FLOYD INGRAM: Quality of life in Clarksdale


We hear people talking about quality of life all the time. It’s one of those heartwarming phrases that are loved by local, state, and federal politicians when they want to say something good without actually saying something.

Think about it. What is the quality of life?

A person’s health is one of the factors when we talk about a person’s quality of life, just like the size of their wallet or the success of their children.

Industry and institutions grasp this concept, for example when schools talk about great test scores, the winning baseball team, or the enthusiasm of their teachers. Companies seek it to attract people to neat, clean offices, with managers who work hard to develop young talent and a corporate culture that recognizes and rewards hard work.

Cities and towns have it too. And this quality of life is very similar to the quality of life of individuals, industry and institutions.

Questions?

Questions that lead to the truth are the best way to come up with answers and solve problems

How healthy is our community? How safe is our community? How clean is our community? Is there a winning attitude in this city? Do residents have enthusiasm for their community? Are we working to attract people to the city? Do we welcome them when they get here?

Can people find what they need in Clarksdale? Is there a list somewhere that lists what is missing in Clarksdale? Are there people in our city who then go out and recruit people, businesses and services to fill those gaps? Do we have leaders who are trained, educated, and talented to solve problems and find solutions? Do we recognize and reward hard work and success? Are we working to keep things clean, pick up litter, sweep our streets and haul unwanted cars?

Ask for help

I haven’t been here long, but asking questions is a long-time job. The questions I asked above are issues that Clarksdale – as a community – must answer.

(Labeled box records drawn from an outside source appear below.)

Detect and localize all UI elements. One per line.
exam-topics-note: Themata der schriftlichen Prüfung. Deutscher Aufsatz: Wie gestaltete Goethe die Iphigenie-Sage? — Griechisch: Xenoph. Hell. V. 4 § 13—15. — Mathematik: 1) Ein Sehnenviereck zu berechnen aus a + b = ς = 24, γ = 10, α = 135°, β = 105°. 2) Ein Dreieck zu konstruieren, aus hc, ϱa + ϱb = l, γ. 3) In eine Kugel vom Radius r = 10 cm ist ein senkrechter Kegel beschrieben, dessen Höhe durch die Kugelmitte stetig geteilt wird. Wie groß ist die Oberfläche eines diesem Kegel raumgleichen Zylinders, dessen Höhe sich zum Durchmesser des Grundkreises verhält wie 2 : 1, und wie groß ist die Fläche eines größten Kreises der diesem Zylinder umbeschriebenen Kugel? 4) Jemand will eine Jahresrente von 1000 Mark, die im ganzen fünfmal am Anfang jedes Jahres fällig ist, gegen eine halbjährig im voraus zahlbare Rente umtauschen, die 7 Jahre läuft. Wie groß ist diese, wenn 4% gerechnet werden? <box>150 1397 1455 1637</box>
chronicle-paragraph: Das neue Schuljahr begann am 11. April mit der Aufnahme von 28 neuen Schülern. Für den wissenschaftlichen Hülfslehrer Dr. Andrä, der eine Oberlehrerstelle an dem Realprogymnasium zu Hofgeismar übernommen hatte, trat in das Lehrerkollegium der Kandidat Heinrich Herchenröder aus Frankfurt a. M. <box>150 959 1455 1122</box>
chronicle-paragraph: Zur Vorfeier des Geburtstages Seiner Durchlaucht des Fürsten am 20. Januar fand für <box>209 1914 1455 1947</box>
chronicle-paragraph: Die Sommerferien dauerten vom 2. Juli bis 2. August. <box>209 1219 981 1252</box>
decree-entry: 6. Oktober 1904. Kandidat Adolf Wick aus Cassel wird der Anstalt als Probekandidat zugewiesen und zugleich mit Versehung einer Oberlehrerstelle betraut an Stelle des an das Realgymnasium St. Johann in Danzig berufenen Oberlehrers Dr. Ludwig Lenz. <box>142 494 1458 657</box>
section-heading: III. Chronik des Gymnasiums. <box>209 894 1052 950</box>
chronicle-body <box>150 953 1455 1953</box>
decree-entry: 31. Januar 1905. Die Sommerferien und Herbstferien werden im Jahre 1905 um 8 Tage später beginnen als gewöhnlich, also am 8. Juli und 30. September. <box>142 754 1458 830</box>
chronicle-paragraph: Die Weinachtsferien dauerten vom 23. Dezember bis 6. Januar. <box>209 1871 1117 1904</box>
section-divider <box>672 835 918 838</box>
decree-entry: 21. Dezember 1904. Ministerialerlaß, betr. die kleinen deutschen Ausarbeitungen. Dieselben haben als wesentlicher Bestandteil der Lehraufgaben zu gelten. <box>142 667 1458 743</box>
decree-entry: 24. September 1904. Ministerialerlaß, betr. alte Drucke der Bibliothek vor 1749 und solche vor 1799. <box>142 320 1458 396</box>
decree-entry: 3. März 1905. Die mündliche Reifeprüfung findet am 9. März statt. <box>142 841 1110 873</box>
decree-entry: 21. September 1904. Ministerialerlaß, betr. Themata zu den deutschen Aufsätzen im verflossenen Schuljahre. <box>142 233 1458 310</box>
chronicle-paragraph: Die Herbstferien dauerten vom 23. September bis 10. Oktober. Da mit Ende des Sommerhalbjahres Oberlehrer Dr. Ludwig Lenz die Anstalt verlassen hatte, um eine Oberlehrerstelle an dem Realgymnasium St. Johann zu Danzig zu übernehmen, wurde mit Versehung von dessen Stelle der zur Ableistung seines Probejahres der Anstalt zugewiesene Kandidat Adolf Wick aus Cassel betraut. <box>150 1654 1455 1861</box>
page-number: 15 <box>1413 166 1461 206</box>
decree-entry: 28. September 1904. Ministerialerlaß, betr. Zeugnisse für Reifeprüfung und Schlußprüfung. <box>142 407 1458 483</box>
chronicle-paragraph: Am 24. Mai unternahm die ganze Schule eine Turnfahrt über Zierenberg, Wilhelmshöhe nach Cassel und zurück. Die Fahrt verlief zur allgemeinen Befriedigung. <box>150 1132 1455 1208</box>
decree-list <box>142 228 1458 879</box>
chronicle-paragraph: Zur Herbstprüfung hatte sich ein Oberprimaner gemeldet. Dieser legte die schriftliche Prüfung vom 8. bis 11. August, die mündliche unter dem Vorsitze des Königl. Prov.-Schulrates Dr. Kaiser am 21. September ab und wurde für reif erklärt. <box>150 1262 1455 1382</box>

Parts of Clarkdale are safe communities, efforts are being made to clean up, and we are seeing a flourishing of a rejuvenated economy and the winning attitude that a positive business climate brings. Unfortunately, we still have detractors, we need more people moving to the city, and we should always smile sincerely when we welcome someone – foreign and local – to our neighborhood, our business or our church.

Don’t fight the change

Clarksdale has people who want things to change – who want things to improve – and they’re willing to roll up their sleeves to make it happen. This town is blessed with people who love Clarksdale and sell it whenever they get the chance. We need to find more ways to recognize and reward their hard work.

Clarksdale is a great place to live. Too often that uniqueness and charm along with the poverty and gloom is lost on the people who have lived here their entire lives. For them, it’s just the way it always has been.

My suggestion is to find a way to rally the troops, chart a course and overcome the obstacles that stand in our way. Because nothing less than the quality of life we ​​call Clarksdale is at stake.